Macron a déclaré : «Je ferai tout pour que les progressistes, les démocrates et ceux dont je porte la voix - je l’espère incarnée par une liste le plus large possible en France – se fassent entendre». 

Macron prépare l’élection européenne de mai 2019 avec beaucoup de soins. Il en mesure l’enjeu national et international. Il est vrai que la baisse des intentions de vote en faveur de sa liste est assez nette pour le pousser à réagir. La chasse aux vedettes médiatiques est ouverte pour constituer sa liste «progressiste» (avec ou sans Daniel Cohn-Bendit ?). 

Macron a développé un discours sur l’Union européenne depuis son arrivée au pouvoir. Il a prononcé de forts beaux discours. Son positionnement fédéraliste européen est clair. Il est même devenu le porteur de cette ligne politique, en prônant de nouvelles délégations de pouvoirs des pays membres à l’Union. Au sein de 27 pays de l’Union, il est ainsi devenu le repoussoir de plusieurs gouvernements étrangers… 

Paradoxalement, s’il apparaît en phase avec les responsables actuels de la Commission de Bruxelles, sur un plan concret, Macron n’a pratiquement rien obtenu de sérieux auprès de nos partenaires. Citons, par exemple, les modifications marginales du statut des travailleurs détachés, la non-interdiction du glyphosate ou l’échec du projet de gouvernement économique de la zone euro. Depuis son arrivée au pouvoir, sa démarche s’est traduite par plusieurs échecs. 

Au niveau de l’UE, Macron et son équipe cherchent des «partis frères», appartenant à la gauche sociale-démocrate et au centre gauche, dans tous les pays, pour assurer la présence de listes «progressistes». Ce projet d’un «En marche international» ne semble pas encore se concrétiser. 
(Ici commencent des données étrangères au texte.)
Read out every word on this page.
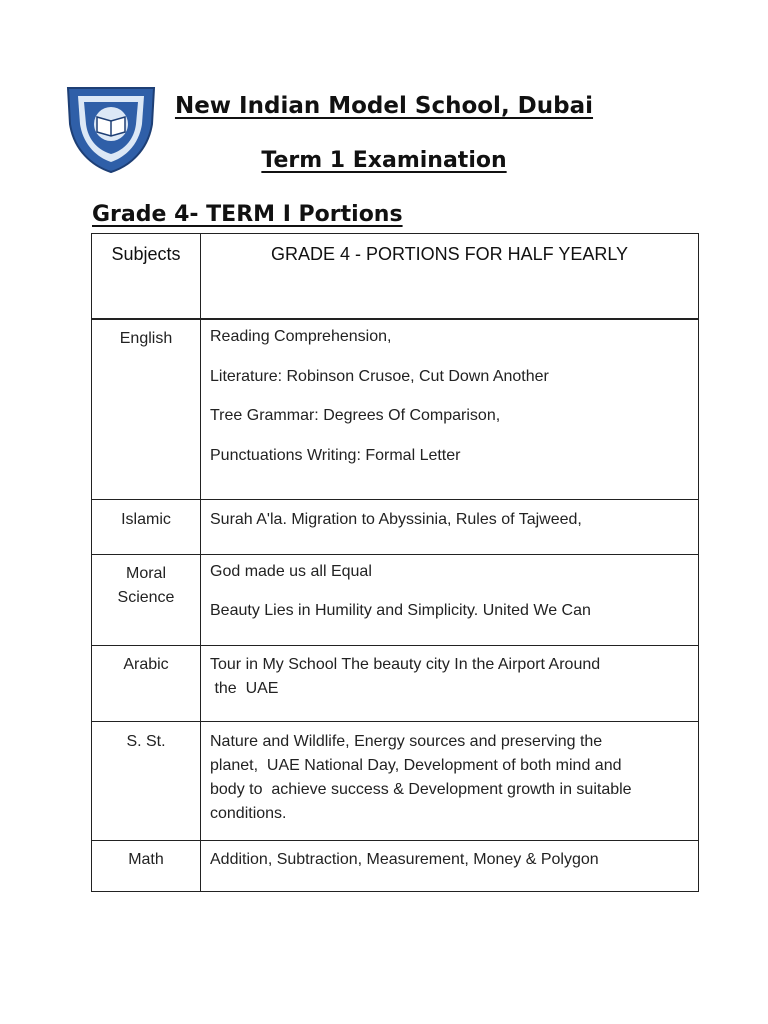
New Indian Model School, Dubai
Term 1 Examination
Grade 4- TERM I Portions
Subjects	GRADE 4 - PORTIONS FOR HALF YEARLY
English	Reading Comprehension,
Literature: Robinson Crusoe, Cut Down Another
Tree Grammar: Degrees Of Comparison,
Punctuations Writing: Formal Letter

Islamic	Surah A'la. Migration to Abyssinia, Rules of Tajweed,

Moral
Science	God made us all Equal
Beauty Lies in Humility and Simplicity. United We Can

Arabic	Tour in My School The beauty city In the Airport Around
the  UAE

S. St.	Nature and Wildlife, Energy sources and preserving the
planet,  UAE National Day, Development of both mind and
body to  achieve success & Development growth in suitable
conditions.

Math	Addition, Subtraction, Measurement, Money & Polygon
En difficulté pour se positionner sur cette élection, Macron joue la seule carte dont il dispose : «le rejet de l’extrême droite». Il cherche à jouer un remake de la présidentielle sur le thème «voter pour moi contre le Front national». Dans la version européenne, cela devient : voter pour les «progressistes» contre les «nationalistes». Mais la réalité politique de chacun des pays de l’UE diffère et, en fait, ne répond pas à ce schéma simpliste … pas même en France. 

L’opposition entre les partisans de l’Europe fédérale supranationale et ceux de l’Europe des nations (ou des États) réside dans une répartition complexe à droite comme à gauche. Bref, les adversaires de l’Europe fédérale sont bien loin d’être tous des extrémistes, comme Macron souhaiterait le faire croire. 

L’argument «Moi ou le diable» ne pourra pas bien fonctionner dans un scrutin national à la proportionnelle ou l’offre politique comportera de multiples listes. 

Le Mouvement Initiative et Liberté (MIL), contrairement à Macron, pense que le scrutin européen aura un réel impact sur la politique nationale du gouvernement. Il est probable qu’il entrainera un tournant politique en France. Macron affirme : «En aucun cas je ne changerai de politique», mais ses résultats le ramèneront à la réalité. En effet, dans le cadre d’un scrutin proportionnel, national, le résultat sera certes plus ou moins clair en fonction des listes finalement présentes. Mais il a toute chance de conduire l’alliance LREM – MoDem (si elle se confirme) à un positionnement relativement secondaire. 

Le Mouvement Initiative et Liberté (MIL) considère que, sans quitter l’Union européenne, comme la Grande-Bretagne, il est possible de redéfinir la politique de l’Union. Cette conviction émerge actuellement dans de nombreux pays. Il s’agit en particulier de dire ce qui est, d’un côté, des compétences des nations et, de l’autre, des projets qui peuvent être, en partie au moins, du domaine de l’Union (projets industriels ou de recherche, acteurs du numérique, échanges universitaires, frontières extérieures de l’Union, etc.). 

L’objectif est de mener une nouvelle politique au sein de l’Union en assurant des convergences et des dynamiques, à géométrie variable, avec des pays volontaires, selon les projets.